Walking a Directory Tree Without Constructing Path Names
This is a version that uses file descriptors to refer to directories, with fdopendir(), fstatat(), and openat() to walk a directory tree without having to construct any path names.
This is simpler to implement, and can be useful on systems with deeply-nested directory trees, where a full path name might exceed PATH_MAX - and note that PATH_MAX may not even exist.
The posted code is compressed, broken up, and all error checking removed to remove vertical scroll bars and improve readability. A complete example is at the end of the question.
Headers
#define _POSIX_C_SOURCE 200809L
#include <sys/types.h>
#include <sys/stat.h>
#include <fcntl.h>
#include <dirent.h>
#include <stdio.h>
#include <unistd.h>
#include <string.h>
Actual directory tree walk implementation:
// the actual walking is done by descriptor, not name
static int myftwImp( int dirfd )
{
DIR *dirp = fdopendir( dirfd );
for ( ;; )
{
struct dirent *dent = readdir( dirp );
if ( NULL == dent ) break;
if ( ( 0 == strcmp( ".", dent->d_name ) ) ||
( 0 == strcmp( "..", dent->d_name ) ) )
{
continue;
}
struct stat sb = { 0 };
fstatat( dirfd, dent->d_name, &sb, 0 );
if ( S_ISDIR( sb.st_mode ) )
{
printf( "dir: %s\n", dent->d_name );
int newdirfd = openat( dirfd, dent->d_name,
O_RDONLY | O_DIRECTORY );
myftwImp( newdirfd );
}
printf( " file: %s\n", dent->d_name );
}
// this will close the descriptor, too
closedir( dirp );
return( 0 );
}
Public call that uses directory name:
int myftw( const char *dirname )
{
int dirfd = open( dirname, O_RDONLY | O_DIRECTORY );
myftwImp( dirfd );
return( 0 );
}
Example use:
int main( int argc, char **argv )
{
int rc = myftw( argv[ 1 ] );
return( rc );
}
No error checking is done here for brevity. Real code should check all calls for errors and handle them appropriately.

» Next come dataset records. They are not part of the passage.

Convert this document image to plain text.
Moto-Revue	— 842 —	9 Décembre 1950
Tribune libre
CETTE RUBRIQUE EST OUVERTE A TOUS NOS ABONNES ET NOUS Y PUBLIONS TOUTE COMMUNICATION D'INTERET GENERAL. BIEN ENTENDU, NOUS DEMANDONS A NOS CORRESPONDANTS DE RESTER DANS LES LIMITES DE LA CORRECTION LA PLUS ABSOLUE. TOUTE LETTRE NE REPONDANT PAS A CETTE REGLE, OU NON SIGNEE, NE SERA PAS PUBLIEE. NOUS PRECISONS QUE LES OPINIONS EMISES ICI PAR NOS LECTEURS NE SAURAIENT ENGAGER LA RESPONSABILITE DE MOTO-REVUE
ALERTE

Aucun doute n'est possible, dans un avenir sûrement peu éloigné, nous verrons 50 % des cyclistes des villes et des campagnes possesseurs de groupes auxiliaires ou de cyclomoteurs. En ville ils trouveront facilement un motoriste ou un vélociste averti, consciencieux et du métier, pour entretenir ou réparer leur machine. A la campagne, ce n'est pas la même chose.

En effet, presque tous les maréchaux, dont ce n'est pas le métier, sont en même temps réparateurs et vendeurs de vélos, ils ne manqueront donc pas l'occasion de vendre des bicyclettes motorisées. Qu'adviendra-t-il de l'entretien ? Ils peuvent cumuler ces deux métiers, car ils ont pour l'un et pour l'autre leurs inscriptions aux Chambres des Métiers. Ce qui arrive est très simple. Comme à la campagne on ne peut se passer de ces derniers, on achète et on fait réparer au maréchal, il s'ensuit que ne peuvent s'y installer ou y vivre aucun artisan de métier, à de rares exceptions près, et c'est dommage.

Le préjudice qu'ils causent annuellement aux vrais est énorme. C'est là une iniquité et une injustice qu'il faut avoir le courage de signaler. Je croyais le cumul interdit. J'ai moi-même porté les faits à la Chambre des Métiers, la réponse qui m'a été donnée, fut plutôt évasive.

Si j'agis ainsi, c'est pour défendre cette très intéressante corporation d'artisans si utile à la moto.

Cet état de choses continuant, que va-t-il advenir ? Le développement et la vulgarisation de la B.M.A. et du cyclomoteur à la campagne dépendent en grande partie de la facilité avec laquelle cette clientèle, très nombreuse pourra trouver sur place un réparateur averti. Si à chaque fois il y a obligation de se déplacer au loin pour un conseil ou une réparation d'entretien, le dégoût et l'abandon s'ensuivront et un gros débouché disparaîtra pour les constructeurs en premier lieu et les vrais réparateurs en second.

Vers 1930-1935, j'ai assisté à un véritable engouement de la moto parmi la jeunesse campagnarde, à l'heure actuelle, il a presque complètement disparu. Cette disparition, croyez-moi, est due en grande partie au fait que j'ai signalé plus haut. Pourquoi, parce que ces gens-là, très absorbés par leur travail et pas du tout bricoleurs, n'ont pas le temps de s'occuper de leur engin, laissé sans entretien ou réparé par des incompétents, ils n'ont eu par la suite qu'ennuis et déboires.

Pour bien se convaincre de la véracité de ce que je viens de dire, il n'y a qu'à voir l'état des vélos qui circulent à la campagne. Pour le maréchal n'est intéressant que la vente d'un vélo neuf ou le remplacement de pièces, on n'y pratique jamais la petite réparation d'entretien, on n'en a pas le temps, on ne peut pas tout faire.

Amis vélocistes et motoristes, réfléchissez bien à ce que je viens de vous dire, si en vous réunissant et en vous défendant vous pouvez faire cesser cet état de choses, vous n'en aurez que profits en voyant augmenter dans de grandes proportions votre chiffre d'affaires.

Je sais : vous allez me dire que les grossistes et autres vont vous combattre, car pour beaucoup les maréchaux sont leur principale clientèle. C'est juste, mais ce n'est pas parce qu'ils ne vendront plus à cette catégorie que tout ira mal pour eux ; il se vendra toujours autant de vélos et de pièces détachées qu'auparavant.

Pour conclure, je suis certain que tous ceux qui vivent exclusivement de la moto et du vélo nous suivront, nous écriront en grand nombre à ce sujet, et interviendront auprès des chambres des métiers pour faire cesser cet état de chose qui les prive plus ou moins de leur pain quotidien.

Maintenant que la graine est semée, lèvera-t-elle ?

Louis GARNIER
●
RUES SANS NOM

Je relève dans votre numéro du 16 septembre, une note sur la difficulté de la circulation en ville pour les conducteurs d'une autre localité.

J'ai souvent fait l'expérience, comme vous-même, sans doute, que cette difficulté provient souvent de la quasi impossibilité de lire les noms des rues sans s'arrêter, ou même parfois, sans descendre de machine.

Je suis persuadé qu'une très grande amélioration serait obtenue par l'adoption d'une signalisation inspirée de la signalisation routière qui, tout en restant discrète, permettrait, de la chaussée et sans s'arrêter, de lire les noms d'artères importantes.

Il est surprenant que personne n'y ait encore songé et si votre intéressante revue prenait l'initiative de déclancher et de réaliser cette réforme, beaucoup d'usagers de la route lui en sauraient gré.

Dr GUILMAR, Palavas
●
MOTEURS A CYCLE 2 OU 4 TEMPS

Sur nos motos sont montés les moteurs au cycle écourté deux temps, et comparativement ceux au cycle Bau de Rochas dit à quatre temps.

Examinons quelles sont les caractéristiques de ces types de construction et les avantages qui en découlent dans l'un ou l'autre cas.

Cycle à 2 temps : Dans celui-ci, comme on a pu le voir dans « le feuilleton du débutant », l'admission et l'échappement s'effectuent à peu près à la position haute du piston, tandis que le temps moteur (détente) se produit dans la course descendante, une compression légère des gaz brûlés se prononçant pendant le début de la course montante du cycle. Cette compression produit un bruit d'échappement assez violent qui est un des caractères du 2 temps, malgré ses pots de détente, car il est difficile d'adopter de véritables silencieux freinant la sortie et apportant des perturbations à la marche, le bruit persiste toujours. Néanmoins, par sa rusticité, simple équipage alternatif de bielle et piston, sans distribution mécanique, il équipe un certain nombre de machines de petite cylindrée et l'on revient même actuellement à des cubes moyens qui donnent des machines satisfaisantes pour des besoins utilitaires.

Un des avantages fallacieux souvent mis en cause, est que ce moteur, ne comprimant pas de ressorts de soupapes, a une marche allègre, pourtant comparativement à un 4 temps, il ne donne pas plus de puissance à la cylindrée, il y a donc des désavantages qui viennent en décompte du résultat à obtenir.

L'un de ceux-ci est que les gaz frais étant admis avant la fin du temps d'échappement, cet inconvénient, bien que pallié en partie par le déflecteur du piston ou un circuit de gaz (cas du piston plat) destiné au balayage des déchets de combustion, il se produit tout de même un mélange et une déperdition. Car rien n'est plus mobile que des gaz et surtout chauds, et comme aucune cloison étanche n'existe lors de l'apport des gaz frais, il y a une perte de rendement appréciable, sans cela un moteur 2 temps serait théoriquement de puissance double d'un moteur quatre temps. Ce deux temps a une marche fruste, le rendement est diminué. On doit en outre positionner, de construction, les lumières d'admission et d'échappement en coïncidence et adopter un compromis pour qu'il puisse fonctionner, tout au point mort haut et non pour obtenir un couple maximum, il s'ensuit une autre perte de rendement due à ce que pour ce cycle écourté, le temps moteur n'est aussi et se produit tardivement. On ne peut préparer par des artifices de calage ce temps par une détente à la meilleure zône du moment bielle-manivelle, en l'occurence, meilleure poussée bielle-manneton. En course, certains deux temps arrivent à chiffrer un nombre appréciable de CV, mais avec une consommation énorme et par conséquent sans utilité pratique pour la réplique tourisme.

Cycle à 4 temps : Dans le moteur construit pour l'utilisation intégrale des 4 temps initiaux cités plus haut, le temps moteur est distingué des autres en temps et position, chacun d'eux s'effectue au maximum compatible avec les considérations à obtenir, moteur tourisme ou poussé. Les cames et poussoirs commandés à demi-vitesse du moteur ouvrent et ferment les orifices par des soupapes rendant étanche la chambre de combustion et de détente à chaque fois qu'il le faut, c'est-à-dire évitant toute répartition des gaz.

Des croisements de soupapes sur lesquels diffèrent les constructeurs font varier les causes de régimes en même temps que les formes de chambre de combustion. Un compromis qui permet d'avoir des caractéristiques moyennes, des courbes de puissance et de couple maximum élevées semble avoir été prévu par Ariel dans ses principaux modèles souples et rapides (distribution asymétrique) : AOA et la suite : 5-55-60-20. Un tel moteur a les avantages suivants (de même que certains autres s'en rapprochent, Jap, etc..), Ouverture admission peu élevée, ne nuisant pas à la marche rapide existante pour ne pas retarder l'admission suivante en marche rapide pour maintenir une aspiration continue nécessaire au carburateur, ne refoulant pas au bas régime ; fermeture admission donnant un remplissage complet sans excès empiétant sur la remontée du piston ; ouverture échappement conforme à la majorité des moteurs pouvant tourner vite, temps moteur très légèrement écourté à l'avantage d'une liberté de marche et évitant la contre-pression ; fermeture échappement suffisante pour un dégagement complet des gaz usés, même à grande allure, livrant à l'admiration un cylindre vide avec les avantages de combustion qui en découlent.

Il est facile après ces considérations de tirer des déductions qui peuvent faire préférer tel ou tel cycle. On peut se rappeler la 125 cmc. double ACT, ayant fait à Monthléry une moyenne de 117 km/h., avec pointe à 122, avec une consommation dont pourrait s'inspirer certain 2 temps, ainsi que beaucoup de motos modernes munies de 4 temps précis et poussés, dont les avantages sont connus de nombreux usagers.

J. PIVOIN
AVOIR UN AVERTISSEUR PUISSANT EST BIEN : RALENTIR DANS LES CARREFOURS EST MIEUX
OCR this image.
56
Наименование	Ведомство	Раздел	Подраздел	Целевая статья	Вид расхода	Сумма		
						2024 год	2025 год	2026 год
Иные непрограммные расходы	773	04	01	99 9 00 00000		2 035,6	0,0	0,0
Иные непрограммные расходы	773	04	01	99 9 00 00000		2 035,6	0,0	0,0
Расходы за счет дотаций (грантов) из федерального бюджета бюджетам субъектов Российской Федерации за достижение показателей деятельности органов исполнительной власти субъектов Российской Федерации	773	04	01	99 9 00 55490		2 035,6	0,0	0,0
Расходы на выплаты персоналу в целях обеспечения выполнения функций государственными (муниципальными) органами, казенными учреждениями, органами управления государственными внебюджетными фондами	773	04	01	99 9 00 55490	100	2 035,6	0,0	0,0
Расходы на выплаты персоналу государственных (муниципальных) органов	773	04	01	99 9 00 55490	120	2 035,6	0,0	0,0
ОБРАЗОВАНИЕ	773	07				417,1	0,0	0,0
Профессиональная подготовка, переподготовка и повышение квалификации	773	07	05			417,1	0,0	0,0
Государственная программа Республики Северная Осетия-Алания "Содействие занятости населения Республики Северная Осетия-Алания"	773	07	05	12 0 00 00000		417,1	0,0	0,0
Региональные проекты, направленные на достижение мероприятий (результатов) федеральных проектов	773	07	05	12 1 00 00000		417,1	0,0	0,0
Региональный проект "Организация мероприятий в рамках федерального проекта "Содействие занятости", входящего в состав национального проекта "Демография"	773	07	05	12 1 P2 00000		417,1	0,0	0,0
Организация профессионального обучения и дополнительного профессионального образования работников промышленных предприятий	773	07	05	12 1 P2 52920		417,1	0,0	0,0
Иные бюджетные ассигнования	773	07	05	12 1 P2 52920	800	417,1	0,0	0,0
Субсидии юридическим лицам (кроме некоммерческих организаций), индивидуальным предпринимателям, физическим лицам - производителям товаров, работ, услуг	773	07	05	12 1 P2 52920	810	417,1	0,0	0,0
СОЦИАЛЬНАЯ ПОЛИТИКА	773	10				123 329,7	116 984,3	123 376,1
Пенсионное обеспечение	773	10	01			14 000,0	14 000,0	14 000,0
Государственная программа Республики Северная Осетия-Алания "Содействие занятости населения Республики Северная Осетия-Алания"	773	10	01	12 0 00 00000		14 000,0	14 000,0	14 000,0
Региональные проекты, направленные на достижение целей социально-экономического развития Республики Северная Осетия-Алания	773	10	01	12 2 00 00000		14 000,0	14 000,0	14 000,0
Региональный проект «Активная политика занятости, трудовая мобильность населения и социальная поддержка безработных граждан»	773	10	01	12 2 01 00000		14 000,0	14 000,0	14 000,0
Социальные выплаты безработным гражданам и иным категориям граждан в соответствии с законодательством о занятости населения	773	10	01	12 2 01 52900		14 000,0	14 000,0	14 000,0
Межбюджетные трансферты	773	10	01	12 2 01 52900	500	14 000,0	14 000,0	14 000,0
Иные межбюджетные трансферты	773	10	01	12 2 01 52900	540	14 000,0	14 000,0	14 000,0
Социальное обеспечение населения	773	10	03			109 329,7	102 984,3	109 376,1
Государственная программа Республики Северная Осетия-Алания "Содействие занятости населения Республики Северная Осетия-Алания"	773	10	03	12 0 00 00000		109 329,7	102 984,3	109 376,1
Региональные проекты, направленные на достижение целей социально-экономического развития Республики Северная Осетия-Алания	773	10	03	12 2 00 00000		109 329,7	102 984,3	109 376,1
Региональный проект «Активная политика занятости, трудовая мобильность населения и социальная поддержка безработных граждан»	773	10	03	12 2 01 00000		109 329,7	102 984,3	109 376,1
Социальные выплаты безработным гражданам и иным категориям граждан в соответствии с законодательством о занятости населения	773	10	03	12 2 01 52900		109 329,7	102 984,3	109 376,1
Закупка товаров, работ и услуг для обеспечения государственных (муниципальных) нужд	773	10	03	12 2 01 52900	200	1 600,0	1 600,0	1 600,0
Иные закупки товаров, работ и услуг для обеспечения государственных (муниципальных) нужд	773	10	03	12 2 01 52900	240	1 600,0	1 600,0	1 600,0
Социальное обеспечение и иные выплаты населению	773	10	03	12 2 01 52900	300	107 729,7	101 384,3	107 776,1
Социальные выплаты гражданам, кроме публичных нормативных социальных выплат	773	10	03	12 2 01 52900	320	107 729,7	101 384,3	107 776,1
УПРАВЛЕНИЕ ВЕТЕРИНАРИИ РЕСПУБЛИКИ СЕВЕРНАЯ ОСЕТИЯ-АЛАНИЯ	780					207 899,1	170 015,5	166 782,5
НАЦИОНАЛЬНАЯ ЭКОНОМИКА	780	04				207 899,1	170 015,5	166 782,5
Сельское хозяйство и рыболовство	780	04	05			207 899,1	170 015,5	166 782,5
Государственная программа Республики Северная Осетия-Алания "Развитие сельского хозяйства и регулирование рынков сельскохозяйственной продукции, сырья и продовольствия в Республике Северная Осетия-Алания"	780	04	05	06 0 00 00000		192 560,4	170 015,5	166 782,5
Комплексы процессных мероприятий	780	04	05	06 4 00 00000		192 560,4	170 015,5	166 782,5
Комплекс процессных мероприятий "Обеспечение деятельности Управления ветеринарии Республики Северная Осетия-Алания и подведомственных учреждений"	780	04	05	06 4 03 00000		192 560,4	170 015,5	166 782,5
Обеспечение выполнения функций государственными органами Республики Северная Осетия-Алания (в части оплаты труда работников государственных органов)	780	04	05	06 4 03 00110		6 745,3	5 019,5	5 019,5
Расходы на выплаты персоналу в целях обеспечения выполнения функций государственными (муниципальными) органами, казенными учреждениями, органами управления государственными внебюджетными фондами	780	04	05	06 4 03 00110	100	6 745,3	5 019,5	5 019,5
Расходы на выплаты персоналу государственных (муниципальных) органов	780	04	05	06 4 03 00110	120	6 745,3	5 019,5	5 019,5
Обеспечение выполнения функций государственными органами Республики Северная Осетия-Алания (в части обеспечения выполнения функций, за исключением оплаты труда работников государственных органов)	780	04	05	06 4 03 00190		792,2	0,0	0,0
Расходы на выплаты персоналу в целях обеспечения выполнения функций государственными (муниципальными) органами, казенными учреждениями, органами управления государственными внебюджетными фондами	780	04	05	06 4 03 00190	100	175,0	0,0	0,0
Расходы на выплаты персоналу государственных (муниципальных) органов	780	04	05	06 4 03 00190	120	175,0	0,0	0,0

Full code with error checking:
#define _POSIX_C_SOURCE 200809L
#include <sys/types.h>
#include <sys/stat.h>
#include <fcntl.h>
#include <dirent.h>
#include <stdio.h>
#include <unistd.h>
#include <string.h>
static int myftwImp( int dirfd )
{
DIR *dirp = fdopendir( dirfd );
if ( NULL == dirp )
{
return( -1 );
}
int rc = 0;
for ( ;; )
{
struct dirent *dent = readdir( dirp );
if ( NULL == dent )
{
break;
}
if ( 0 == strcmp( ".", dent->d_name ) )
{
continue;
}
if ( 0 == strcmp( "..", dent->d_name ) )
{
continue;
}
struct stat sb = { 0 };
rc = fstatat( dirfd, dent->d_name, &sb, 0 );
if ( 0 != rc )
{
break;
}
if ( S_ISDIR( sb.st_mode ) )
{
int newdirfd = openat( dirfd, dent->d_name, O_RDONLY | O_DIRECTORY );
if ( -1 == newdirfd )
{
rc = -1;
break;
}
printf( "dir: %s\n", dent->d_name );
rc = myftwImp( newdirfd );
if ( 0 != rc )
{
break;
}
}
printf( " file: %s\n", dent->d_name );
}
closedir( dirp );
return( rc );
}
int myftw( const char *dirname )
{
int dirfd = open( dirname, O_RDONLY | O_DIRECTORY );
if ( -1 == dirfd )
{
return( -1 );
}
int rc = myftwImp( dirfd );
return( rc );
}
int main( int argc, char **argv )
{
int rc = myftw( argv[ 1 ] );
return( rc );
}
I'm implementing parts of the Linux ls command in C. I want to sort the contents of directories lexicographically, which I've been doing using scandir(). This is easy enough for listing single directories, but I'm having trouble doing it for listing subdirectories recursively. My current code: (results in a segmentation faults once a directory type is reached)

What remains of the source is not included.